Chaque collection porte la marque de son auteur, sa griffe, son style. Chacune représente la personnalité du collectionneur, un créateur au sens second du terme3(*) : un inventeur, un fondateur. Un second créateur. Il place côte à côte des oeuvres d'arts, ou des jouets des plus banals, selon un sens et une organisation qui lui appartiennent en propre, selon ses goûts, ses envies et ses valeurs. Selon Krzysztof Pomian, « un lien fort commence à unir le collectionneur à sa collection, qui devient, pour lui, une partie et un prolongement de lui-même et, pour les autres, son autoportrait composé d'objets qu'il a choisis et exposés, l'expression tant de son statut et de sa richesse que de son intériorité : de son savoir, de sa sensibilité, de ses aspirations, ses intérêts et ses goûts »4(*). Les collectionneurs de jouets obéissent aux mêmes règles que les autres collectionneurs : réunir des « objets merveilleux gardé[s] dans un réduit sacré »5(*). Si ce n'est que le monde qu'ils collectionnent est un monde rêvé, un monde qu'ils ont perdu en passant le cap de l'âge adulte. D'une certaine manière, collectionner des jouets revient à ne pas vouloir quitter un monde valorisé, ou à retrouver le monde des « jouets de l'âge d'or », comme le titre l'ouvrage de Jac Remise et Jean Fondin6(*). Construire une réalité utopique et invisible autour de lui-même amène le collectionneur à vouloir toujours posséder davantage et à s'immerger totalement dans ce monde recréé. Le collectionneur donne du sens à ses actions par la représentation qu'il accorde à l'objet. Le jouet devient alors l'idole du collectionneur. L'emprise du jouet est telle sur le possesseur qu'elle crée une dépendance qui incite le collectionneur à sacrifier davantage de lui-même dans l'optique désirée. Dans le même temps, le collectionneur reçoit une compensation : il s'approprie la culture du jouet pour lui-même. Il l'emprisonne au sein d'un lieu fermé et réservé aux seuls initiés.

Le jouet est un objet avec une certaine histoire, une certaine aura - ou des auras diverses qu'il arrive parfois à percevoir7(*), une personnalité certaine et un devenir certain et nouveau au sein de sa collection. Il rappelle un souvenir précis, ou imaginaire. Selon Gilles Brougère, professeur au Département des Sciences de l'Education de Paris XIII, « les jouets ne sont pas des objets lisses et sans paroles, ils sont porteurs de multiples dimensions »8(*). Le rapport du collectionneur au jouet qu'il achète, ou qu'il reçoit, est un lien tissé d'immatériel, un lien qui ne possède que peu d'emprise sur le temps. Le jouet est l'objet en effet qui correspond le mieux aux trois présents définis par Augustin d'Hippone dans Les Confessions 9(*).
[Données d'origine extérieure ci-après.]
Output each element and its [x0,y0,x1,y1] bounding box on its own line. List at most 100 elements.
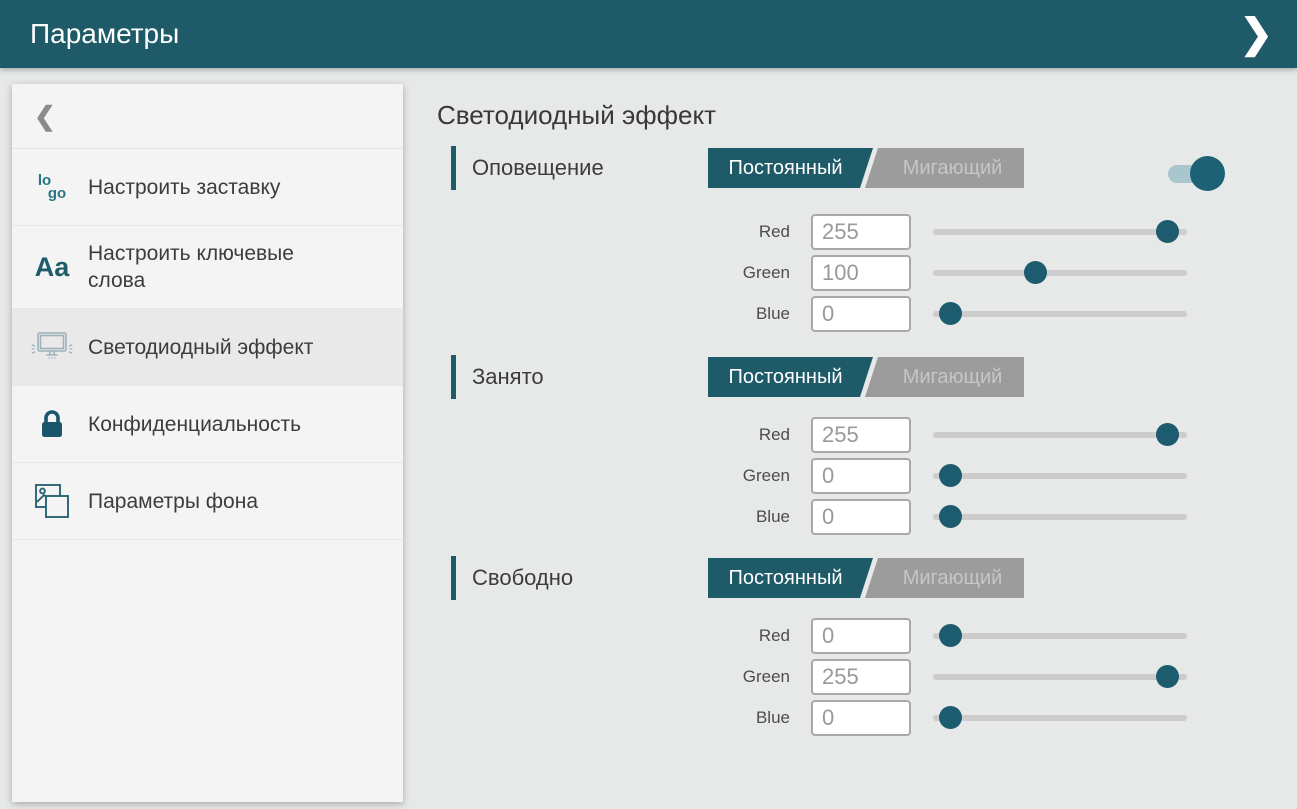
sidebar-item-screensaver[interactable]: logo Настроить заставку [12,149,403,226]
forward-chevron-icon[interactable]: ❯ [1239,14,1273,54]
mode-segmented-control: Постоянный Мигающий [708,357,1024,397]
alert-enable-switch[interactable] [1168,156,1225,191]
sidebar-item-label: Светодиодный эффект [88,334,313,361]
mode-segmented-control: Постоянный Мигающий [708,148,1024,188]
settings-sidebar: ❮ logo Настроить заставку Aa Настроить к… [12,84,403,802]
rgb-row-blue: Blue [451,697,1297,738]
page-title: Параметры [30,18,179,50]
channel-label: Red [451,425,790,445]
sidebar-item-keywords[interactable]: Aa Настроить ключевые слова [12,226,403,309]
green-value-input[interactable] [811,255,911,291]
green-value-input[interactable] [811,659,911,695]
channel-label: Blue [451,507,790,527]
segment-label: Мигающий [903,157,1003,180]
slider-track[interactable] [933,514,1187,520]
section-label: Занято [472,364,544,390]
segment-label: Постоянный [728,157,842,180]
channel-label: Green [451,466,790,486]
logo-icon: logo [28,163,76,211]
sidebar-item-label: Настроить ключевые слова [88,240,294,294]
green-value-input[interactable] [811,458,911,494]
sidebar-item-privacy[interactable]: Конфиденциальность [12,386,403,463]
mode-option-blinking[interactable]: Мигающий [865,357,1024,397]
mode-segmented-control: Постоянный Мигающий [708,558,1024,598]
blue-value-input[interactable] [811,700,911,736]
mode-option-constant[interactable]: Постоянный [708,558,873,598]
slider-track[interactable] [933,633,1187,639]
segment-label: Мигающий [903,567,1003,590]
section-accent-bar [451,556,456,600]
red-slider[interactable] [933,624,1187,647]
red-value-input[interactable] [811,214,911,250]
slider-thumb[interactable] [1156,220,1179,243]
slider-thumb[interactable] [1024,261,1047,284]
green-slider[interactable] [933,464,1187,487]
sidebar-back-button[interactable]: ❮ [12,84,403,149]
red-slider[interactable] [933,423,1187,446]
blue-value-input[interactable] [811,499,911,535]
rgb-row-red: Red [451,615,1297,656]
red-value-input[interactable] [811,618,911,654]
sidebar-item-label: Конфиденциальность [88,411,301,438]
red-value-input[interactable] [811,417,911,453]
blue-value-input[interactable] [811,296,911,332]
mode-option-constant[interactable]: Постоянный [708,148,873,188]
green-slider[interactable] [933,261,1187,284]
app-header: Параметры ❯ [0,0,1297,68]
mode-option-constant[interactable]: Постоянный [708,357,873,397]
blue-slider[interactable] [933,302,1187,325]
segment-label: Мигающий [903,366,1003,389]
section-accent-bar [451,146,456,190]
slider-thumb[interactable] [939,706,962,729]
sidebar-item-background[interactable]: Параметры фона [12,463,403,540]
led-effect-panel: Светодиодный эффект Оповещение Постоянны… [437,84,1297,738]
section-accent-bar [451,355,456,399]
green-slider[interactable] [933,665,1187,688]
rgb-row-red: Red [451,414,1297,455]
rgb-row-green: Green [451,252,1297,293]
led-section-busy: Занято Постоянный Мигающий Red [437,354,1297,537]
rgb-row-green: Green [451,455,1297,496]
slider-thumb[interactable] [939,464,962,487]
sidebar-item-led-effect[interactable]: Светодиодный эффект [12,309,403,386]
mode-option-blinking[interactable]: Мигающий [865,558,1024,598]
channel-label: Green [451,263,790,283]
channel-label: Red [451,222,790,242]
slider-track[interactable] [933,311,1187,317]
channel-label: Green [451,667,790,687]
channel-label: Blue [451,304,790,324]
slider-track[interactable] [933,473,1187,479]
led-section-alert: Оповещение Постоянный Мигающий Red [437,145,1297,334]
section-label: Свободно [472,565,573,591]
slider-track[interactable] [933,715,1187,721]
blue-slider[interactable] [933,706,1187,729]
slider-thumb[interactable] [1156,423,1179,446]
display-icon [28,323,76,371]
slider-thumb[interactable] [939,505,962,528]
slider-track[interactable] [933,432,1187,438]
section-label: Оповещение [472,155,604,181]
slider-thumb[interactable] [939,624,962,647]
segment-label: Постоянный [728,567,842,590]
slider-track[interactable] [933,229,1187,235]
sidebar-item-label: Параметры фона [88,488,258,515]
channel-label: Red [451,626,790,646]
blue-slider[interactable] [933,505,1187,528]
led-section-free: Свободно Постоянный Мигающий Red [437,555,1297,738]
lock-icon [28,400,76,448]
content-title: Светодиодный эффект [437,100,1297,131]
slider-thumb[interactable] [939,302,962,325]
sidebar-item-label: Настроить заставку [88,174,280,201]
red-slider[interactable] [933,220,1187,243]
mode-option-blinking[interactable]: Мигающий [865,148,1024,188]
slider-thumb[interactable] [1156,665,1179,688]
slider-track[interactable] [933,674,1187,680]
rgb-row-blue: Blue [451,496,1297,537]
rgb-row-red: Red [451,211,1297,252]
channel-label: Blue [451,708,790,728]
rgb-row-blue: Blue [451,293,1297,334]
slider-track[interactable] [933,270,1187,276]
switch-knob [1190,156,1225,191]
segment-label: Постоянный [728,366,842,389]
rgb-row-green: Green [451,656,1297,697]
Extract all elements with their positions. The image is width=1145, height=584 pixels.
Le présent du passé : le jouet ancien qui existe encore actuellement est une preuve tangible de l'époque qui l'a créée, de l'existence de l'enfant qui l'a usité. Le présent du présent : l'acte de possession de l'objet par le collectionneur a et est d'un effet immédiat, un moment qui ne perdure pas dans le temps, c'est l'acte en lui-même. Le troisième présent est le présent dans l'avenir, le jouet est donné ou acheté pour une finalité, qui suppose dans le terme même la conception d'une action future : constituer une collection, l'agrandir, se « délecter »10(*) devant son acquisition...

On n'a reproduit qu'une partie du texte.